Teho Teardo & Blixa Bargeld
„Nerissimo“
(Specula Records/Rough Trade)
Schon lange sucht Blixa Bargeld sein Glück nicht mehr nur bei den Neubauten. Als Gast und mit neuen Projekten hat er in den letzten Jahren vermutlich mehr Zeit im Studio verbracht als mit der Band, mit der er berühmt wurde. Längst ist auch der musikalische Kosmos, in dem er sich bewegt, nicht mehr von dröhnenden Bohrmaschinen und schepperndem Blech geprägt. Vielmehr hat sich Bargeld seit der Jahrtausendwende als nachdenklicher Lyriker im Umfeld von Kammerpop oder gar postrockendem Avantgarde-Jazz (KiKu) etabliert. Offenbar langfristiger ist die Zusammenarbeit mit dem italienischen Soundtrack-Komponisten Teho Teardo angelegt, mit dem Bargeld jetzt das zweite Album eingespielt hat. Mussten sich die beiden auf „Still Smiling“ noch finden, so ist „Nerissimo“ so perfekt aufeinander abgestimmt, so sehr aus einem Guss, als seien die beiden ein altes Ehepaar.
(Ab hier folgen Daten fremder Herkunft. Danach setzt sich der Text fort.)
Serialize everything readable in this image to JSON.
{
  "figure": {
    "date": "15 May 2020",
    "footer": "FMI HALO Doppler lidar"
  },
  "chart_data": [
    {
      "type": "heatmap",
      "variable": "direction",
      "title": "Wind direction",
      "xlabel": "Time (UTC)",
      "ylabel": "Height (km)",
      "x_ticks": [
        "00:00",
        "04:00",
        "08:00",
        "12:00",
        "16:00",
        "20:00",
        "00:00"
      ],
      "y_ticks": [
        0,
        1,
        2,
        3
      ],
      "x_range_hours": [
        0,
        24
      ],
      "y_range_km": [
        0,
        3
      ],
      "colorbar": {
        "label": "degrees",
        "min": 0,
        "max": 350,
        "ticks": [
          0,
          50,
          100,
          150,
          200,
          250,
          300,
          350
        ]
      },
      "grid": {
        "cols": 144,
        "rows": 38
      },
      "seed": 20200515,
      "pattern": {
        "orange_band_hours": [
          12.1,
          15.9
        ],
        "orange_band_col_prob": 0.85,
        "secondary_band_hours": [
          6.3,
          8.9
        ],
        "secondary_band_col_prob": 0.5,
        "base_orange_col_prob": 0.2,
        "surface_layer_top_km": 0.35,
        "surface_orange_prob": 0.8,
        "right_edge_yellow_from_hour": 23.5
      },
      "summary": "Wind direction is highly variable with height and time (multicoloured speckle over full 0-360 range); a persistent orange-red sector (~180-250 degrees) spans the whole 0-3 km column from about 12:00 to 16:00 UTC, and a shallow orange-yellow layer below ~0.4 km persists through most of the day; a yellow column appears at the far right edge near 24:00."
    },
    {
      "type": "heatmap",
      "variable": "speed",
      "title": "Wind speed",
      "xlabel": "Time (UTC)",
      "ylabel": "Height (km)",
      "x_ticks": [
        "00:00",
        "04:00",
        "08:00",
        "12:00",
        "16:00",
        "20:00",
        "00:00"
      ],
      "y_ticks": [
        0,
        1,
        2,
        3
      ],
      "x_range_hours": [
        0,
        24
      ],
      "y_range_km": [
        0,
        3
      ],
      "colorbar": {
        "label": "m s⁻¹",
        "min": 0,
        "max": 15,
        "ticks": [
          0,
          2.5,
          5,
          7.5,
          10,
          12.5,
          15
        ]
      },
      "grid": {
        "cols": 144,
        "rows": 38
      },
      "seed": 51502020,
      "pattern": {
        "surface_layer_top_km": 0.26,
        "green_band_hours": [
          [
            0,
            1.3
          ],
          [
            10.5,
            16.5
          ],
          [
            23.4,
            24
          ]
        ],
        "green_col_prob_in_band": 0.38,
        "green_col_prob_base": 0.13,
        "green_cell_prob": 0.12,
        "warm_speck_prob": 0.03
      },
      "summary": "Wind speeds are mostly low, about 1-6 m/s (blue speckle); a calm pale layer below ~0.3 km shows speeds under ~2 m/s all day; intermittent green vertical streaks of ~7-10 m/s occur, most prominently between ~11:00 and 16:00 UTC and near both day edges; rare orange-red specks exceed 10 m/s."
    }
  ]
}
Eines, das sich immer noch etwas zu sagen hat, denn Bargelds Stimme und seine Texte harmonieren nicht nur mit der kräftigen Bassklarinette und den Streichern, sondern ergänzen sich gegenseitig. Das schwermütige und doch hoffnungsvolle „Animelle“, das surreale Mini-Hörspiel über „Ulgæ“, der Königin eines Landes in einer Petrischale, oder „Nerissimo“, das auf Englisch und Italienisch das Album umklammert, zeugen von einer enormen Spannbreite, deren gemeinsame Nenner höchstens die Balladen der Neubauten, aber vor allem Bargelds Stimme sind beziehungsweise ist. Mit Teardo hat er nicht nur einen versierten Mitstreiter gefunden, sondern gleichzeitig einen musikalischen Partner, der ihm vielleicht mehr Freiräume einräumt, als dies bei Einstürzenden Neubauten möglich ist.
Torsten Schäfer

Rezension aus Sonic Seducer, Ausgabe 05/2016.

Monday the 18th.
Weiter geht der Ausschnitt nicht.